Perciò credo che una delle chiavi non sia quella di riempire, di dare troppo, ma di provare un po' a svuotare, allentare un po' la presa e utilizzare il tempo come momento per raccogliere, ricostruire, ripartire, re-inventarsi ma in maniera nuova e creativa, cercando di tirare fuori tutte le risorse di questi bambini. Credo che la tecnologia dovrebbe essere utilizzata con maggiore criterio, non dovremmo far stare i bambini più di un'ora davanti a uno schermo, e dovremmo far capire loro che quel tempo che trascorreremo insieme è un tempo bello, un tempo per raccontare, per ascoltare, per sorridersi, per ascoltare il suono dei propri pensieri, silenziando un po' l'audio ed entrando in empatia.

Bisognerebbe lasciarli a guardare le montagne, i fiori, le stelle in cielo, ammirare la bellezza della natura, degli alberi e delle acque, forse solo allora cominceranno a pensare.
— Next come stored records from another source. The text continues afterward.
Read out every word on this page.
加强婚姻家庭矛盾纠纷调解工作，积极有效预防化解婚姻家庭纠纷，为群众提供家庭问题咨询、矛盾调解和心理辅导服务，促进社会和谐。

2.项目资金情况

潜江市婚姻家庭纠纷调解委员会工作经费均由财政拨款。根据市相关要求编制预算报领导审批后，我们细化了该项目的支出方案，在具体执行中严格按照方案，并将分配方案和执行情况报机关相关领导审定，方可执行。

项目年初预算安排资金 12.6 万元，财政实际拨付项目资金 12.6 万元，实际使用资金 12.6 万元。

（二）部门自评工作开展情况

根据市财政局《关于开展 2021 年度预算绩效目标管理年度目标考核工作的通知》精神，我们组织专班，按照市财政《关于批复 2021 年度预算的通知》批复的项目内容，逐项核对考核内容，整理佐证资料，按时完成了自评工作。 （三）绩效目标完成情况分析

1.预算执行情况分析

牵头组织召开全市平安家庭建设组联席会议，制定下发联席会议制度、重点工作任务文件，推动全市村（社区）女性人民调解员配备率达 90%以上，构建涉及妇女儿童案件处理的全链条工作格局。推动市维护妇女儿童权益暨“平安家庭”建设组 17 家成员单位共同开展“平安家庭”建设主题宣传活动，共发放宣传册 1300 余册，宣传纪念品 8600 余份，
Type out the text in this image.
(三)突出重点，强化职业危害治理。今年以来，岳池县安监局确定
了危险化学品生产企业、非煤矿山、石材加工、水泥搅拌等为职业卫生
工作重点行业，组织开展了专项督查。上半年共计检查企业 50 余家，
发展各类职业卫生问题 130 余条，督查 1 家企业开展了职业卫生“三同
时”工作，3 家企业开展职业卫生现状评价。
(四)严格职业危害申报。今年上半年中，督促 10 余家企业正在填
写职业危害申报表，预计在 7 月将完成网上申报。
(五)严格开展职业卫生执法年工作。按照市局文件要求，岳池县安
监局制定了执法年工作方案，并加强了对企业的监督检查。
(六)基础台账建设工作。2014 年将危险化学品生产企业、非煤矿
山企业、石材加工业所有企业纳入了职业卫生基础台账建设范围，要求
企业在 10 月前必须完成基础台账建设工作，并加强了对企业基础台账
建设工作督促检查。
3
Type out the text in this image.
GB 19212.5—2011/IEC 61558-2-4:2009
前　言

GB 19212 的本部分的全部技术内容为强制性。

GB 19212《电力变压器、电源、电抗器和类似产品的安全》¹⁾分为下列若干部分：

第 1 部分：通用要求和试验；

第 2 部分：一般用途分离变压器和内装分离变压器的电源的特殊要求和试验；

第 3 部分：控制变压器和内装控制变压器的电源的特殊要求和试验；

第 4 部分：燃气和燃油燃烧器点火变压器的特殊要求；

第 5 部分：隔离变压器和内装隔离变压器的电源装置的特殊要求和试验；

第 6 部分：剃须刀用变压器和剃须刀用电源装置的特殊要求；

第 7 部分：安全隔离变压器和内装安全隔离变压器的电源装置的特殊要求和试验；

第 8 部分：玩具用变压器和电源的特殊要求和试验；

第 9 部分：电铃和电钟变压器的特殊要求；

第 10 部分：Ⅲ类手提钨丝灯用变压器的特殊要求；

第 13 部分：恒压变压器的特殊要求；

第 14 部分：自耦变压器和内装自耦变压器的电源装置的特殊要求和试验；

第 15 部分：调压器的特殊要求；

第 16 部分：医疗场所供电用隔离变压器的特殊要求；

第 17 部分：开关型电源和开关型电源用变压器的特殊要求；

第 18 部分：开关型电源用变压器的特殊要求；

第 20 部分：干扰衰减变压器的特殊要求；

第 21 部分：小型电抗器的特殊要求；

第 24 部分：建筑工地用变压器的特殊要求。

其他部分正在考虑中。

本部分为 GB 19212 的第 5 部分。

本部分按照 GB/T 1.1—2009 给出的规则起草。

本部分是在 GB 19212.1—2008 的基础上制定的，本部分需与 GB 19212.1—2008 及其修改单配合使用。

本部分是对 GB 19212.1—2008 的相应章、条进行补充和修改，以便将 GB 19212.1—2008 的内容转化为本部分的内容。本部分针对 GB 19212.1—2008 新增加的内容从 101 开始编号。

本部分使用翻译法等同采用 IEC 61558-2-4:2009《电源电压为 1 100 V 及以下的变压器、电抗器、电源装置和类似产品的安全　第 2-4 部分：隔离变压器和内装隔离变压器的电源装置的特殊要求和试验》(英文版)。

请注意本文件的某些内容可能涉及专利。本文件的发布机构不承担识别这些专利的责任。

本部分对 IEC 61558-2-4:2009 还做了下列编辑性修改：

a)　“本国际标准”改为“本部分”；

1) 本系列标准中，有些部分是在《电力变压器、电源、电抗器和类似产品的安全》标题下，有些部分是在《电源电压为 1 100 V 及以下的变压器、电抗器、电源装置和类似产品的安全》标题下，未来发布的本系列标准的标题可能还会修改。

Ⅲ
Partendo dal presupposto che la Scuola dovrebbe ridefinirsi anzitutto come comunità educante, luogo di ascolto e di riflessione e non solo come mera trasmissione del sapere, avulsa dal contesto sociale, credo che oggi più che mai bisogna lavorare sulla relazione, perché l'apprendimento non può prescindere dalla costruzione di relazioni significative. Pertanto, credo che ogni insegnante dovrebbe poter esserci per il proprio alunno non secondo una metodica istituzionale prefissata ma adattandosi ai suoi reali bisogni, secondo gli strumenti a lui più congeniali (telefono, WhatsApp, video, audio) e di conseguenza adattandosi anche ai bisogni di un gruppo-classe, secondo la libertà di ciascuno.

 Credo che questo tempo non dovrebbe essere solo impegnato e documentato da video-lezioni, riunioni collegiali on-line e firme sul registro. Perché quando la guerra sarà finita, non sarà di nuovi corsi di aggiornamento che avremo bisogno o di discutere delle piattaforme sempre più all'avanguardia che siamo stati in grado di utilizzare, ma della disposizione d'animo a raccontare nuove storie, insieme ai nostri bambini.

Le parole che danno voce a questa riflessione non sono solo quelle di un'insegnante o di un'educatrice o studentessa, ora più che mai scrivo come una figlia, una sorella, una zia, un'amica, una donna che come ogni altra lotta per il cambiamento e crede nella profonda trasformazione che questa emergenza ci offre, seppur imponendocelo, di operare.

Fiduciosa in un reale cambiamento vi abbraccio da lontano.